Die Nutzung von Wasserstoff ist als Option für die Transformation zwar regulatorisch festgelegt. Es sind jedoch noch viele Fragen zu Verfügbarkeit, Zugangsperspektive und Zugangskosten sowie zur schaffenden Wasserstoffinfrastruktur zu klären. In den Pfaden 3 und 4 wären große Wasserstoffmengen nicht nur für die direkte Nutzung von Wasserstoff als Energieträger, sondern auch für die Nutzung von CO2 zur Methanolsynthese (CCU) erforderlich. Die Verfügbarkeit des benötigten Wasserstoffbedarfs ist derzeit weder vor- noch darstellbar. 

Regulatorische Planungssicherheit für Biomasse und CCU: Die anteilige Nutzung von Biokoks und CCU in Gießereien mit Heißwindkupolöfen könnte mehr als eine Brückentechnologie darstellen – sie böte vielmehr eine weniger investitionsintensive Lösung zur Emissionsminderung in Heißwindkupolöfen, bevor diebetroffenen Standorte Maßnahmen zur Elektrifizierung durchführen. 

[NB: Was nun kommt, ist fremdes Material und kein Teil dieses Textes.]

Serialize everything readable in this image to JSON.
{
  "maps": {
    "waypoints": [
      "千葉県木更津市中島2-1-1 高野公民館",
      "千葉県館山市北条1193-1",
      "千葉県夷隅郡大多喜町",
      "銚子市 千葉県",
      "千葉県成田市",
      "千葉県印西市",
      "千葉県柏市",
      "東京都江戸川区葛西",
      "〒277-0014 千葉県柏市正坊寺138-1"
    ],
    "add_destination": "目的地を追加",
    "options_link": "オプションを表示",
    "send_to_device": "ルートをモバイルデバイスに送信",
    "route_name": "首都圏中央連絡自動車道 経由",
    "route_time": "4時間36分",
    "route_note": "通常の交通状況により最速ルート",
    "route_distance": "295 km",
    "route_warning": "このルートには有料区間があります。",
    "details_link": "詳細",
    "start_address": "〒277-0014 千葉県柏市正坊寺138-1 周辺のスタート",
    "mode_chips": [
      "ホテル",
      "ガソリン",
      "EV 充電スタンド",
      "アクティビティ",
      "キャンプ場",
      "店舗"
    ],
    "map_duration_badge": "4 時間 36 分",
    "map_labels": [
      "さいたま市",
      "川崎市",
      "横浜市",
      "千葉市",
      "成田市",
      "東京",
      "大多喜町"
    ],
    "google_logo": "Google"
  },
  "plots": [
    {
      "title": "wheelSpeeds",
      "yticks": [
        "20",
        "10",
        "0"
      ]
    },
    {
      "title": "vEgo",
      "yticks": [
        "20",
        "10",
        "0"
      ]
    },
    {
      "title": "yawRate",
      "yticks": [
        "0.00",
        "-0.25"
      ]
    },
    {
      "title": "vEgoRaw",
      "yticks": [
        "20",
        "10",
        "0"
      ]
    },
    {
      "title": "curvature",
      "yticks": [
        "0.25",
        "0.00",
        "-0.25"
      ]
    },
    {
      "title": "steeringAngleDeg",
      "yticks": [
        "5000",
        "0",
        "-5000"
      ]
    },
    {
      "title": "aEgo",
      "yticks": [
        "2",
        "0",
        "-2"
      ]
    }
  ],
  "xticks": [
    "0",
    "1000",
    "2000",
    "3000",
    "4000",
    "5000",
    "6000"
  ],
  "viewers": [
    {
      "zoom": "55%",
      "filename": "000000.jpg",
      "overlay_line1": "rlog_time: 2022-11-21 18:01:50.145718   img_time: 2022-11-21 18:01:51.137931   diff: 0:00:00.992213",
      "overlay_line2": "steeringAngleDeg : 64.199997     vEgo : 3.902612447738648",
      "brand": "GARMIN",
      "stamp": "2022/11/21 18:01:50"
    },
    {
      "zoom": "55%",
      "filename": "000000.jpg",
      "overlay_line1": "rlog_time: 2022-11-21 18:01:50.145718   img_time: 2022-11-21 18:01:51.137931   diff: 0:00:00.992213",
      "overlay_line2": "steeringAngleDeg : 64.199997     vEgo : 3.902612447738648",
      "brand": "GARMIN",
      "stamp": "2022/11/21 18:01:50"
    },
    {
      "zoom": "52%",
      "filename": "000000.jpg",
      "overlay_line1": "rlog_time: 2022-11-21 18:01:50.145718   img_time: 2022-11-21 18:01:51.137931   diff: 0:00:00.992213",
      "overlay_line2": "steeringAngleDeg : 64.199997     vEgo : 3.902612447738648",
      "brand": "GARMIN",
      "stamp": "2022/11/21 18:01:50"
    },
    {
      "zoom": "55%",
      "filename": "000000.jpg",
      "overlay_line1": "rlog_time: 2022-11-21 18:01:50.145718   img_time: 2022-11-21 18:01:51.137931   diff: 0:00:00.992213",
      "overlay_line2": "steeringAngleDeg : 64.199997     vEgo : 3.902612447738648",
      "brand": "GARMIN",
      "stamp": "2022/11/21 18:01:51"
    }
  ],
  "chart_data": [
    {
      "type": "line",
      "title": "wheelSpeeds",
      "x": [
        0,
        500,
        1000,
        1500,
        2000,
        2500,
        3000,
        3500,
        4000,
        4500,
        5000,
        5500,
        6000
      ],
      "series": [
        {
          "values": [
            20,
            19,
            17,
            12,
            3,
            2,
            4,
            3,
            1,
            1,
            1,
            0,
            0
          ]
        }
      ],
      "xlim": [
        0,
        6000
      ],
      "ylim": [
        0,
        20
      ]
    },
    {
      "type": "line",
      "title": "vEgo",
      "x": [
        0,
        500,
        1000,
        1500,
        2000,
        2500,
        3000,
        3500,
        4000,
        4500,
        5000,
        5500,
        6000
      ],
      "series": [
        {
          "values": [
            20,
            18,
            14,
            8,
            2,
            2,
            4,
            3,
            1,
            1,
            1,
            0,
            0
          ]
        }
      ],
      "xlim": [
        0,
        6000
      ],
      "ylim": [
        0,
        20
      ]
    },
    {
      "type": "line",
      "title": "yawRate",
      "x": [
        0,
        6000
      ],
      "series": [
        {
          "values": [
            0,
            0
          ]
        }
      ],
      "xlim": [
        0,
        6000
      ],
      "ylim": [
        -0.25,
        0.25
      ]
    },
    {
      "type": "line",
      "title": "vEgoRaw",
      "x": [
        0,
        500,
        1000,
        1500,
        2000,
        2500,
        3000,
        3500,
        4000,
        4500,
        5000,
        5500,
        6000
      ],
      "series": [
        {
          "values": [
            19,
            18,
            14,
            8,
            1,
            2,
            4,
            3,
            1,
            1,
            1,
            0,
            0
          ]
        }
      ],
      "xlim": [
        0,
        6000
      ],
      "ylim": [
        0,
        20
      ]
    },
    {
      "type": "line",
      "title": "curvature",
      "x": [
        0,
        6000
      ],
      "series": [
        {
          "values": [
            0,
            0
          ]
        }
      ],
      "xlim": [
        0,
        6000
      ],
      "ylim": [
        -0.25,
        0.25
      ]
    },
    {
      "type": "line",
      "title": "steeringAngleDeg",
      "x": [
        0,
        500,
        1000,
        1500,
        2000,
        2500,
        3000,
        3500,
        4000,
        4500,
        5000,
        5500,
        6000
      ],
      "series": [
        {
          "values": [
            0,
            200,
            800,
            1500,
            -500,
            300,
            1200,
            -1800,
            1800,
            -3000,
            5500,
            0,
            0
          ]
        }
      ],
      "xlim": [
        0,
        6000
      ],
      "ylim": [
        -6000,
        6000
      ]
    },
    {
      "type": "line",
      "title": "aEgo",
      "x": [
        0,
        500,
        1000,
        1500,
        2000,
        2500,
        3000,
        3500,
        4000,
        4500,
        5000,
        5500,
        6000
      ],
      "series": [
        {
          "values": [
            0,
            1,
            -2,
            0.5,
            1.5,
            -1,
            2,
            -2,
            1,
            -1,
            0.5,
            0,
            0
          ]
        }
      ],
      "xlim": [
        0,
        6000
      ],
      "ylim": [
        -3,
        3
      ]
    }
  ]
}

Voraussetzung hierfür ist allerdings die schnellstmögliche Klärung des rechtlichen Zulässigkeit. Die regulatorische Grundlage hierfür bildet die europäische Erneuerbare-Energien-Richtlinie (Richtlinie (EU) 2023/2413 „RED“) sowie deren Umsetzung in das nationale Regelwerk. Darin wird eine thermische Nutzung hochwertiger Biomasse äußerst restriktiv gehandhabt. Zudem besteht bereits heute eine hohe Nutzungskonkurrenz um die in Deutschland verfügbare nachhaltige Biomasse.

Die Bundesregierung sollte regulatorische Unsicherheiten um den Einsatz von Biokoks schnell auflösen und mit einer klaren Entscheidung Planungssicherheit herstellen. Zur Klärung der Optionen sollte z.B. die Nationale Biomassestrategie fertiggestellt und mit künftigen Gesetzesvorhaben der Bundesregierung abgestimmt werden.

Rohstoffsicherheit: Als eher rohstoffarmes Land wird Deutschland auch zukünftig abhängig vom Import von Rohstoffen und Energieträgern sein. Eine gesicherte Versorgung mit Rohstoffen ist jedoch essenziell für die Wettbewerbs- und Innovationsfähigkeit der Gießerei-Industrie. Essentiell wichtige Handlungsfelder für die Branche sind hierbei die Verfügbarkeit von sekundären und primären Rohstoffen (insbesondere von Schrotten, Primärmetallen und Roheisen) sowie von Kohlenstoff als Aufkohlungsmittel.

Die Bundesregierung ist aufgerufen, handelspolitisch strategische Weitsicht zu beweisen, um eine Benachteiligung der heimischen Produktion gegenüber dem Weltmarkt zu vermeiden. Betroffen hiervon sind Zölle, Sanktionen sowie sonstige Handelsrestriktionen, Bündnisse und den Schutz von Deutschland als zuverlässigem Produktionsstandort. Damit dessen Gießereien auch zukünftig die Global Player der Fahrzeugindustrie und des Maschinen- und Anlagenbaus zuverlässig beliefern können.